In the past ten years, according to the Associated Press, education spending has gone from nearly 50 percent, to just above 40 percent of the state budget. In the 2009-2011 state budget, investments in early learning were cut by $12 million (8.8 percent) and the budget for K-12 was cut by $1.6 billion (10.3 percent).
Lawmakers need an estimated $1 billion to $1.5 billion to fulfill their obligations in the court case.
Opponents of 1240 have said the new initiative will drain public schools of even more resources, which they argue could better be used for arts, music and new technology.
This also was a concern that Washington Gov.
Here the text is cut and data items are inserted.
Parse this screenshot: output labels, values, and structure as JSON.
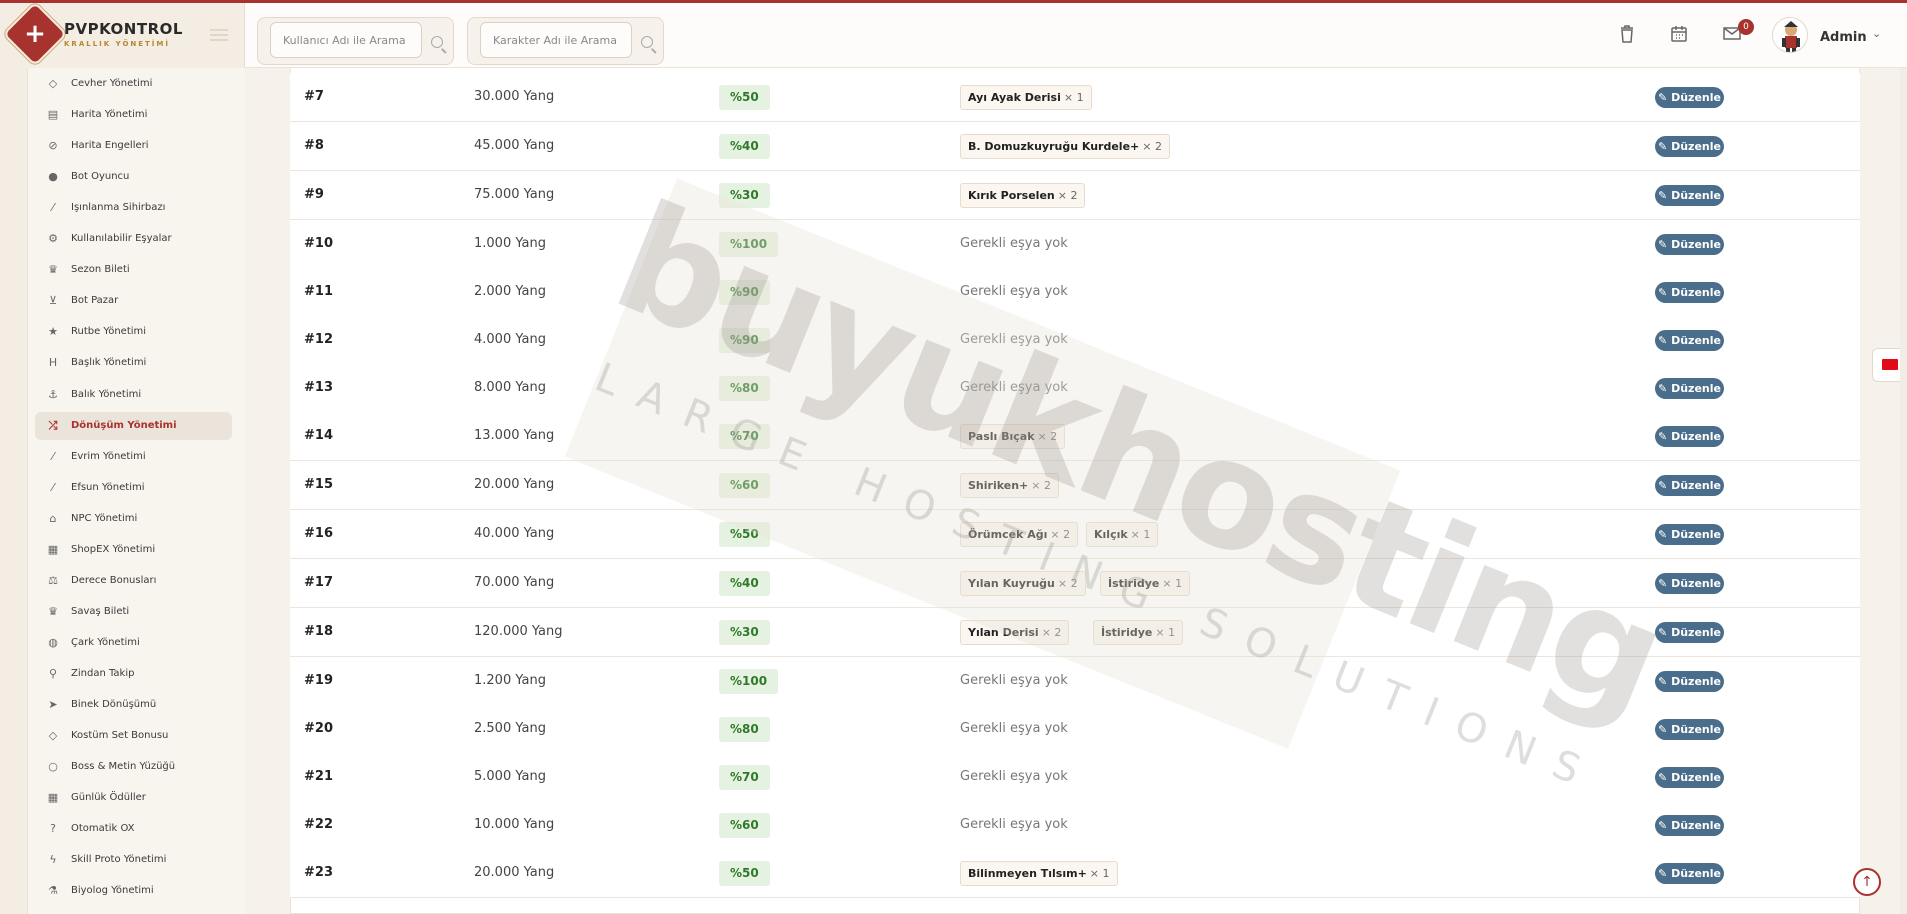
{
  "brand": {
    "title": "PVPKONTROL",
    "subtitle": "KRALLIK YÖNETİMİ"
  },
  "search": {
    "user_placeholder": "Kullanıcı Adı ile Arama",
    "char_placeholder": "Karakter Adı ile Arama"
  },
  "header": {
    "notif_count": "0",
    "admin_name": "Admin",
    "icons": [
      "trash-icon",
      "calendar-icon",
      "mail-icon",
      "user-avatar",
      "chevron-down-icon"
    ]
  },
  "sidebar": {
    "items": [
      {
        "label": "Cevher Yönetimi",
        "icon": "gem-icon"
      },
      {
        "label": "Harita Yönetimi",
        "icon": "map-icon"
      },
      {
        "label": "Harita Engelleri",
        "icon": "ban-icon"
      },
      {
        "label": "Bot Oyuncu",
        "icon": "android-icon"
      },
      {
        "label": "Işınlanma Sihirbazı",
        "icon": "wand-icon"
      },
      {
        "label": "Kullanılabilir Eşyalar",
        "icon": "gears-icon"
      },
      {
        "label": "Sezon Bileti",
        "icon": "trophy-icon"
      },
      {
        "label": "Bot Pazar",
        "icon": "cart-icon"
      },
      {
        "label": "Rutbe Yönetimi",
        "icon": "star-icon"
      },
      {
        "label": "Başlık Yönetimi",
        "icon": "heading-icon"
      },
      {
        "label": "Balık Yönetimi",
        "icon": "anchor-icon"
      },
      {
        "label": "Dönüşüm Yönetimi",
        "icon": "shuffle-icon",
        "active": true
      },
      {
        "label": "Evrim Yönetimi",
        "icon": "wand-icon"
      },
      {
        "label": "Efsun Yönetimi",
        "icon": "wand-icon"
      },
      {
        "label": "NPC Yönetimi",
        "icon": "bank-icon"
      },
      {
        "label": "ShopEX Yönetimi",
        "icon": "shop-icon"
      },
      {
        "label": "Derece Bonusları",
        "icon": "scale-icon"
      },
      {
        "label": "Savaş Bileti",
        "icon": "trophy-icon"
      },
      {
        "label": "Çark Yönetimi",
        "icon": "globe-icon"
      },
      {
        "label": "Zindan Takip",
        "icon": "map-pin-icon"
      },
      {
        "label": "Binek Dönüşümü",
        "icon": "rocket-icon"
      },
      {
        "label": "Kostüm Set Bonusu",
        "icon": "gem-icon"
      },
      {
        "label": "Boss & Metin Yüzüğü",
        "icon": "circle-icon"
      },
      {
        "label": "Günlük Ödüller",
        "icon": "calendar-icon"
      },
      {
        "label": "Otomatik OX",
        "icon": "question-icon"
      },
      {
        "label": "Skill Proto Yönetimi",
        "icon": "bolt-icon"
      },
      {
        "label": "Biyolog Yönetimi",
        "icon": "flask-icon"
      }
    ]
  },
  "table": {
    "edit_label": "Düzenle",
    "none_label": "Gerekli eşya yok",
    "rows": [
      {
        "id": "#7",
        "yang": "30.000 Yang",
        "pct": "%50",
        "items": [
          {
            "name": "Ayı Ayak Derisi",
            "qty": "× 1"
          }
        ]
      },
      {
        "id": "#8",
        "yang": "45.000 Yang",
        "pct": "%40",
        "items": [
          {
            "name": "B. Domuzkuyruğu Kurdele+",
            "qty": "× 2"
          }
        ]
      },
      {
        "id": "#9",
        "yang": "75.000 Yang",
        "pct": "%30",
        "items": [
          {
            "name": "Kırık Porselen",
            "qty": "× 2"
          }
        ]
      },
      {
        "id": "#10",
        "yang": "1.000 Yang",
        "pct": "%100",
        "items": []
      },
      {
        "id": "#11",
        "yang": "2.000 Yang",
        "pct": "%90",
        "items": []
      },
      {
        "id": "#12",
        "yang": "4.000 Yang",
        "pct": "%90",
        "items": []
      },
      {
        "id": "#13",
        "yang": "8.000 Yang",
        "pct": "%80",
        "items": []
      },
      {
        "id": "#14",
        "yang": "13.000 Yang",
        "pct": "%70",
        "items": [
          {
            "name": "Paslı Bıçak",
            "qty": "× 2"
          }
        ]
      },
      {
        "id": "#15",
        "yang": "20.000 Yang",
        "pct": "%60",
        "items": [
          {
            "name": "Shiriken+",
            "qty": "× 2"
          }
        ]
      },
      {
        "id": "#16",
        "yang": "40.000 Yang",
        "pct": "%50",
        "items": [
          {
            "name": "Örümcek Ağı",
            "qty": "× 2"
          },
          {
            "name": "Kılçık",
            "qty": "× 1"
          }
        ]
      },
      {
        "id": "#17",
        "yang": "70.000 Yang",
        "pct": "%40",
        "items": [
          {
            "name": "Yılan Kuyruğu",
            "qty": "× 2"
          },
          {
            "name": "İstiridye",
            "qty": "× 1"
          }
        ]
      },
      {
        "id": "#18",
        "yang": "120.000 Yang",
        "pct": "%30",
        "items": [
          {
            "name": "Yılan Derisi",
            "qty": "× 2"
          },
          {
            "name": "İstiridye",
            "qty": "× 1"
          }
        ]
      },
      {
        "id": "#19",
        "yang": "1.200 Yang",
        "pct": "%100",
        "items": []
      },
      {
        "id": "#20",
        "yang": "2.500 Yang",
        "pct": "%80",
        "items": []
      },
      {
        "id": "#21",
        "yang": "5.000 Yang",
        "pct": "%70",
        "items": []
      },
      {
        "id": "#22",
        "yang": "10.000 Yang",
        "pct": "%60",
        "items": []
      },
      {
        "id": "#23",
        "yang": "20.000 Yang",
        "pct": "%50",
        "items": [
          {
            "name": "Bilinmeyen Tılsım+",
            "qty": "× 1"
          }
        ]
      }
    ]
  },
  "watermark": {
    "big": "buyukhosting",
    "small": "LARGE HOSTING SOLUTIONS"
  },
  "colors": {
    "accent": "#a8322d",
    "edit_button": "#4a6d8c",
    "pct_bg": "#e6f2e1",
    "pct_text": "#2f7a2a"
  }
}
Chris Gregoire had expressed.
“The governor's main concern was that we don't have the funding right now to support charter schools,” said Karina Shagren, a spokeswoman for the governor's office. “We have a proven record with other alternative schools here that have had success, so the governor didn't see the need right now to encourage new charter schools, especially when there is no record to prove that they are highly successful.”
Shannon Campion, spokesperson for Yes on 1240 and the executive director of Stand for Children in Washington, told The Nation that funding will not be an issue, because funding follows a student when they move from one public school to another.
“Public charter schools are cracking the code in how to serve at-risk and struggling students,” she said.
The Washington Charter School Commission has been created as an independent state agency to oversee the initiative.
The state teachers union also has filed a lawsuit against the charter measure, and speculation continues in Washington as to whether the state schools superintendent also will sue.